If Ganley pulls off the project, it could launch Rivada into the elite league of LEO satellite players. Space is getting increasingly crowded: the Satellite Industry Association projects that the number of satellites in orbit could swell to 100,000 by 2030.
Survival in this fiercely competitive industry will rely in part on being able to deliver the fastest and most reliable internet connection. Rivada’s competitive edge on that front is its control of the Liechtenstein satellite licences, which have higher priority spectrum rights than the Norwegian licence owned by SpaceX.
If Rivada deploys its constellation, then SpaceX’s Starlink satellites will have to give network priority to their Rivada counterparts when they cross paths. SpaceX did not respond to a request for comment.

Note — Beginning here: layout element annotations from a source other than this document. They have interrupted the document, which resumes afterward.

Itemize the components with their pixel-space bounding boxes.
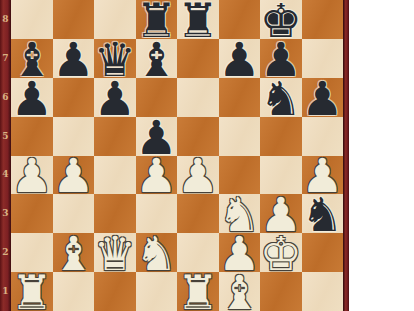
- piece-black-pawn-b7[interactable]: ♟: [53, 40, 95, 79]
- piece-white-pawn-e4[interactable]: ♟: [177, 157, 219, 196]
- piece-white-rook-a1[interactable]: ♜: [11, 273, 53, 311]
- board-frame-left: 87654321: [0, 0, 11, 311]
- rank-cell-4: 4: [0, 156, 11, 195]
- piece-white-pawn-d4[interactable]: ♟: [136, 157, 178, 196]
- rank-cell-7: 7: [0, 39, 11, 78]
- piece-black-pawn-a6[interactable]: ♟: [11, 79, 53, 118]
- rank-cell-3: 3: [0, 194, 11, 233]
- piece-black-pawn-f7[interactable]: ♟: [219, 40, 261, 79]
- square-e1[interactable]: ♜: [177, 272, 219, 311]
- square-b4[interactable]: ♟: [53, 156, 95, 195]
- square-f1[interactable]: ♝: [219, 272, 261, 311]
- square-e6[interactable]: [177, 78, 219, 117]
- chess-board: ♜♜♚♝♟♛♝♟♟♟♟♞♟♟♟♟♟♟♟♞♟♞♝♛♞♟♚♜♜♝: [11, 0, 343, 311]
- rank-label-2: 2: [2, 248, 8, 257]
- rank-cell-1: 1: [0, 272, 11, 311]
- square-c4[interactable]: [94, 156, 136, 195]
- rank-label-1: 1: [2, 287, 8, 296]
- square-c2[interactable]: ♛: [94, 233, 136, 272]
- square-c6[interactable]: ♟: [94, 78, 136, 117]
- piece-black-knight-h3[interactable]: ♞: [302, 195, 344, 234]
- rank-label-3: 3: [2, 209, 8, 218]
- square-b7[interactable]: ♟: [53, 39, 95, 78]
- square-a4[interactable]: ♟: [11, 156, 53, 195]
- square-e4[interactable]: ♟: [177, 156, 219, 195]
- piece-white-pawn-a4[interactable]: ♟: [11, 157, 53, 196]
- square-f5[interactable]: [219, 117, 261, 156]
- square-d4[interactable]: ♟: [136, 156, 178, 195]
- square-d2[interactable]: ♞: [136, 233, 178, 272]
- rank-label-5: 5: [2, 132, 8, 141]
- piece-white-rook-e1[interactable]: ♜: [177, 273, 219, 311]
- square-b2[interactable]: ♝: [53, 233, 95, 272]
- square-h8[interactable]: [302, 0, 344, 39]
- piece-black-pawn-c6[interactable]: ♟: [94, 79, 136, 118]
- piece-black-knight-g6[interactable]: ♞: [260, 79, 302, 118]
- piece-black-pawn-h6[interactable]: ♟: [302, 79, 344, 118]
- piece-white-knight-d2[interactable]: ♞: [136, 234, 178, 273]
- piece-white-queen-c2[interactable]: ♛: [94, 234, 136, 273]
- piece-white-bishop-f1[interactable]: ♝: [219, 273, 261, 311]
- rank-cell-5: 5: [0, 117, 11, 156]
- piece-black-bishop-d7[interactable]: ♝: [136, 40, 178, 79]
- piece-white-pawn-b4[interactable]: ♟: [53, 157, 95, 196]
- board-frame-right: [343, 0, 349, 311]
- square-h6[interactable]: ♟: [302, 78, 344, 117]
- square-e8[interactable]: ♜: [177, 0, 219, 39]
- square-d7[interactable]: ♝: [136, 39, 178, 78]
- piece-black-rook-e8[interactable]: ♜: [177, 1, 219, 40]
- square-a6[interactable]: ♟: [11, 78, 53, 117]
- rank-cell-2: 2: [0, 233, 11, 272]
- chess-board-screenshot: 87654321 ♜♜♚♝♟♛♝♟♟♟♟♞♟♟♟♟♟♟♟♞♟♞♝♛♞♟♚♜♜♝: [0, 0, 414, 311]
- square-f7[interactable]: ♟: [219, 39, 261, 78]
- square-g6[interactable]: ♞: [260, 78, 302, 117]
- piece-white-king-g2[interactable]: ♚: [260, 234, 302, 273]
- rank-label-7: 7: [2, 54, 8, 63]
- rank-label-4: 4: [2, 170, 8, 179]
- square-h1[interactable]: [302, 272, 344, 311]
- square-h3[interactable]: ♞: [302, 194, 344, 233]
- piece-white-bishop-b2[interactable]: ♝: [53, 234, 95, 273]
- square-g2[interactable]: ♚: [260, 233, 302, 272]
- rank-cell-8: 8: [0, 0, 11, 39]
- rank-cell-6: 6: [0, 78, 11, 117]
- rank-label-8: 8: [2, 15, 8, 24]
- rank-label-6: 6: [2, 93, 8, 102]
- square-a1[interactable]: ♜: [11, 272, 53, 311]
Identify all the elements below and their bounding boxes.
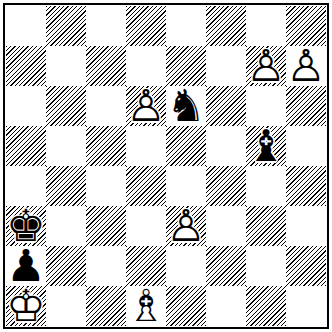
square-g6[interactable] xyxy=(246,86,286,126)
white-king-icon: ♔ xyxy=(6,286,46,326)
square-f6[interactable] xyxy=(206,86,246,126)
white-king-silhouette: ♚ xyxy=(6,286,46,326)
square-a8[interactable] xyxy=(6,6,46,46)
square-h4[interactable] xyxy=(286,166,326,206)
square-b4[interactable] xyxy=(46,166,86,206)
black-pawn-icon: ♟ xyxy=(6,246,46,286)
square-a3[interactable]: ♚♚ xyxy=(6,206,46,246)
square-c4[interactable] xyxy=(86,166,126,206)
square-c8[interactable] xyxy=(86,6,126,46)
square-d1[interactable]: ♝♗ xyxy=(126,286,166,326)
square-h5[interactable] xyxy=(286,126,326,166)
square-g1[interactable] xyxy=(246,286,286,326)
square-a6[interactable] xyxy=(6,86,46,126)
square-h8[interactable] xyxy=(286,6,326,46)
square-e4[interactable] xyxy=(166,166,206,206)
white-pawn-icon: ♙ xyxy=(166,206,206,246)
square-f7[interactable] xyxy=(206,46,246,86)
white-pawn-silhouette: ♟ xyxy=(126,86,166,126)
black-knight-silhouette: ♞ xyxy=(166,86,206,126)
square-d7[interactable] xyxy=(126,46,166,86)
square-h3[interactable] xyxy=(286,206,326,246)
white-pawn-silhouette: ♟ xyxy=(286,46,326,86)
square-e8[interactable] xyxy=(166,6,206,46)
white-pawn-silhouette: ♟ xyxy=(166,206,206,246)
square-g8[interactable] xyxy=(246,6,286,46)
piece-white-pawn[interactable]: ♟♙ xyxy=(286,46,326,86)
square-h6[interactable] xyxy=(286,86,326,126)
piece-black-bishop[interactable]: ♝♝ xyxy=(246,126,286,166)
square-g2[interactable] xyxy=(246,246,286,286)
square-e5[interactable] xyxy=(166,126,206,166)
piece-black-king[interactable]: ♚♚ xyxy=(6,206,46,246)
square-f4[interactable] xyxy=(206,166,246,206)
square-f1[interactable] xyxy=(206,286,246,326)
square-b6[interactable] xyxy=(46,86,86,126)
piece-black-pawn[interactable]: ♟♟ xyxy=(6,246,46,286)
square-d5[interactable] xyxy=(126,126,166,166)
square-b1[interactable] xyxy=(46,286,86,326)
square-e3[interactable]: ♟♙ xyxy=(166,206,206,246)
square-h1[interactable] xyxy=(286,286,326,326)
square-g7[interactable]: ♟♙ xyxy=(246,46,286,86)
piece-white-king[interactable]: ♚♔ xyxy=(6,286,46,326)
square-b8[interactable] xyxy=(46,6,86,46)
square-g5[interactable]: ♝♝ xyxy=(246,126,286,166)
square-c2[interactable] xyxy=(86,246,126,286)
square-e2[interactable] xyxy=(166,246,206,286)
square-c1[interactable] xyxy=(86,286,126,326)
square-a2[interactable]: ♟♟ xyxy=(6,246,46,286)
black-pawn-silhouette: ♟ xyxy=(6,246,46,286)
piece-white-pawn[interactable]: ♟♙ xyxy=(166,206,206,246)
square-b5[interactable] xyxy=(46,126,86,166)
square-e1[interactable] xyxy=(166,286,206,326)
piece-black-knight[interactable]: ♞♞ xyxy=(166,86,206,126)
black-knight-icon: ♞ xyxy=(166,86,206,126)
square-e6[interactable]: ♞♞ xyxy=(166,86,206,126)
white-bishop-icon: ♗ xyxy=(126,286,166,326)
square-c5[interactable] xyxy=(86,126,126,166)
square-c7[interactable] xyxy=(86,46,126,86)
square-d8[interactable] xyxy=(126,6,166,46)
chess-board: ♟♙♟♙♟♙♞♞♝♝♚♚♟♙♟♟♚♔♝♗ xyxy=(6,6,326,326)
black-king-icon: ♚ xyxy=(6,206,46,246)
square-f5[interactable] xyxy=(206,126,246,166)
square-d4[interactable] xyxy=(126,166,166,206)
square-c3[interactable] xyxy=(86,206,126,246)
piece-white-pawn[interactable]: ♟♙ xyxy=(126,86,166,126)
square-a7[interactable] xyxy=(6,46,46,86)
square-d3[interactable] xyxy=(126,206,166,246)
square-a5[interactable] xyxy=(6,126,46,166)
square-f8[interactable] xyxy=(206,6,246,46)
white-bishop-silhouette: ♝ xyxy=(126,286,166,326)
square-f3[interactable] xyxy=(206,206,246,246)
black-bishop-icon: ♝ xyxy=(246,126,286,166)
square-c6[interactable] xyxy=(86,86,126,126)
white-pawn-icon: ♙ xyxy=(286,46,326,86)
square-h7[interactable]: ♟♙ xyxy=(286,46,326,86)
white-pawn-icon: ♙ xyxy=(126,86,166,126)
square-h2[interactable] xyxy=(286,246,326,286)
white-pawn-icon: ♙ xyxy=(246,46,286,86)
chess-diagram: ♟♙♟♙♟♙♞♞♝♝♚♚♟♙♟♟♚♔♝♗ xyxy=(0,0,332,332)
square-b7[interactable] xyxy=(46,46,86,86)
black-king-silhouette: ♚ xyxy=(6,206,46,246)
square-a1[interactable]: ♚♔ xyxy=(6,286,46,326)
piece-white-pawn[interactable]: ♟♙ xyxy=(246,46,286,86)
square-b3[interactable] xyxy=(46,206,86,246)
board-frame: ♟♙♟♙♟♙♞♞♝♝♚♚♟♙♟♟♚♔♝♗ xyxy=(3,3,329,329)
square-d2[interactable] xyxy=(126,246,166,286)
square-f2[interactable] xyxy=(206,246,246,286)
square-d6[interactable]: ♟♙ xyxy=(126,86,166,126)
square-g3[interactable] xyxy=(246,206,286,246)
square-e7[interactable] xyxy=(166,46,206,86)
square-g4[interactable] xyxy=(246,166,286,206)
square-a4[interactable] xyxy=(6,166,46,206)
square-b2[interactable] xyxy=(46,246,86,286)
black-bishop-silhouette: ♝ xyxy=(246,126,286,166)
white-pawn-silhouette: ♟ xyxy=(246,46,286,86)
piece-white-bishop[interactable]: ♝♗ xyxy=(126,286,166,326)
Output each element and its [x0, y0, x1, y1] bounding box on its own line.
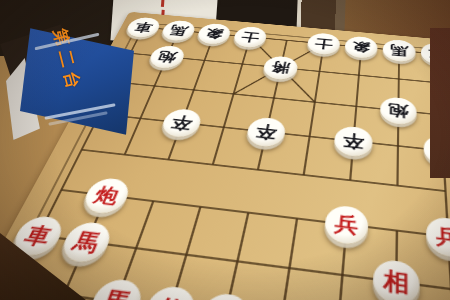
piece-black-f8r3[interactable]: 炮	[380, 96, 417, 126]
piece-red-f3r8[interactable]: 馬	[85, 277, 147, 300]
black-piece-glyph: 士	[313, 33, 334, 55]
piece-black-f3r4[interactable]: 卒	[159, 108, 205, 139]
card-char-2: 二	[53, 47, 79, 69]
piece-red-f5r8[interactable]: 帥	[195, 291, 253, 300]
black-piece-glyph: 將	[269, 56, 292, 80]
photo-scene: 車馬象士士象馬車炮將炮卒卒卒卒炮兵兵車馬相馬仕帥仕炮相 第 二 台	[0, 0, 450, 300]
black-piece-glyph: 卒	[167, 108, 197, 137]
black-piece-glyph: 卒	[253, 117, 280, 147]
red-piece-glyph: 兵	[435, 217, 450, 258]
black-piece-glyph: 卒	[341, 126, 364, 157]
red-piece-glyph: 帥	[206, 293, 243, 300]
piece-red-f7r6[interactable]: 兵	[323, 204, 369, 246]
piece-black-f2r1[interactable]: 馬	[159, 20, 198, 42]
black-piece-glyph: 象	[202, 23, 226, 44]
black-piece-glyph: 炮	[153, 45, 180, 68]
black-piece-glyph: 馬	[390, 39, 409, 62]
piece-black-f5r4[interactable]: 卒	[244, 116, 287, 148]
piece-red-f2r6[interactable]: 炮	[79, 177, 133, 216]
red-piece-glyph: 馬	[95, 279, 137, 300]
paper-red-text-mark	[161, 0, 164, 7]
red-piece-glyph: 車	[17, 216, 59, 257]
black-piece-glyph: 象	[351, 36, 371, 59]
piece-red-f4r8[interactable]: 仕	[139, 284, 199, 300]
black-piece-glyph: 馬	[166, 20, 191, 41]
piece-black-f3r1[interactable]: 象	[195, 23, 233, 46]
piece-black-f8r1[interactable]: 馬	[382, 39, 415, 63]
piece-black-f2r2[interactable]: 炮	[146, 45, 187, 70]
red-piece-glyph: 炮	[88, 178, 125, 215]
piece-red-f8r7[interactable]: 相	[372, 258, 420, 300]
piece-red-f9r6[interactable]: 兵	[426, 216, 450, 260]
red-piece-glyph: 兵	[333, 205, 360, 245]
floor-dark-patch	[430, 28, 450, 178]
piece-black-f7r4[interactable]: 卒	[333, 125, 373, 158]
red-piece-glyph: 馬	[66, 222, 106, 264]
red-piece-glyph: 仕	[150, 286, 189, 300]
piece-black-f5r2[interactable]: 將	[261, 55, 299, 81]
black-piece-glyph: 士	[238, 26, 261, 48]
piece-black-f4r1[interactable]: 士	[231, 26, 268, 49]
piece-red-f2r7[interactable]: 馬	[57, 220, 116, 264]
piece-black-f6r1[interactable]: 士	[306, 32, 341, 56]
piece-black-f1r1[interactable]: 車	[123, 16, 163, 38]
black-piece-glyph: 炮	[388, 97, 409, 125]
card-char-3: 台	[59, 69, 85, 91]
black-piece-glyph: 車	[130, 17, 156, 38]
piece-black-f7r1[interactable]: 象	[344, 35, 378, 59]
red-piece-glyph: 相	[383, 259, 410, 300]
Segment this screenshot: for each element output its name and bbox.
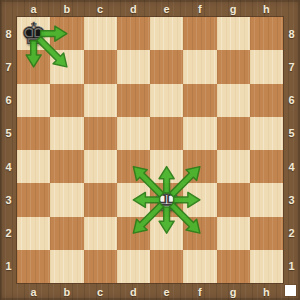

But success is far from certain. One industry insider says it would be a “major challenge to pull off a project of this scale with little time” and that Rivada has a lot of work to catch up on. According to ITU rules the constellation must be deployed within 14 years, otherwise the Liechtenstein licences will be revoked. The clock is ticking on Rivada, who arrived at the project with less than half of that timeline left.
Ganley is upbeat about the prospects of his “very strong team” completing the project. The Ofcom regulator, the authority with the ultimate power to assign and revoke satellite licences from companies, has greenlighted Rivada’s access to the licences.
Yet the fight over them continues. Having been kicked off the board in the Microsoft Teams call back in February, the Chinese investor Zhou has initiated legal proceedings against his former European partners, whom he accuses of thwarting the project and replacing him as an investor, violating Chinese shareholder rights.
He has also filed suit in Washington against Rivada for intentionally interfering with contractual relations. With a “project of this scale and complexity, that has so many uncertainties and variables, the last thing you want is to have a legal defect,” Zhou says. Ganley defends his company’s actions, saying it “took extensive legal advice on the procedure that we exercised to the letter”.
The fact that the permits are now in the hands of a company whose parent company’s board is stacked with retired top brass from the US and UK military and a former chair of the joint chiefs of staff underscores the national security implications of the rapidly proliferating number of small satellites. Experts in both countries have warned of the difficulty to track the activities of commercial satellite constellations.
“No one has the capability to track and monitor thousands of small satellites,” Eftimiades, the former CIA official, says. He explained that governments are meant to give the ITU detailed technical specifications but added that “nobody feels overly compelled to do so, especially if they want to hide something”.
The rush to deploy LEO satellites has sparked safety concerns beyond the potential military applications of ultrafast internet. Experts are growing increasingly wary of the risk of collisions, with the spawning number of satellites and mounting amounts of space debris.
But if the collapse of the Kleo Connect joint venture illustrates anything, it’s that the trust and co-operation needed for rival countries to navigate the space economy are still in short supply back on earth. The wider implications should trouble us all, says one space industry insider. “I worry nothing will change until there is an accident in space. In the present geopolitical environment, I can’t see an immediate solution either.”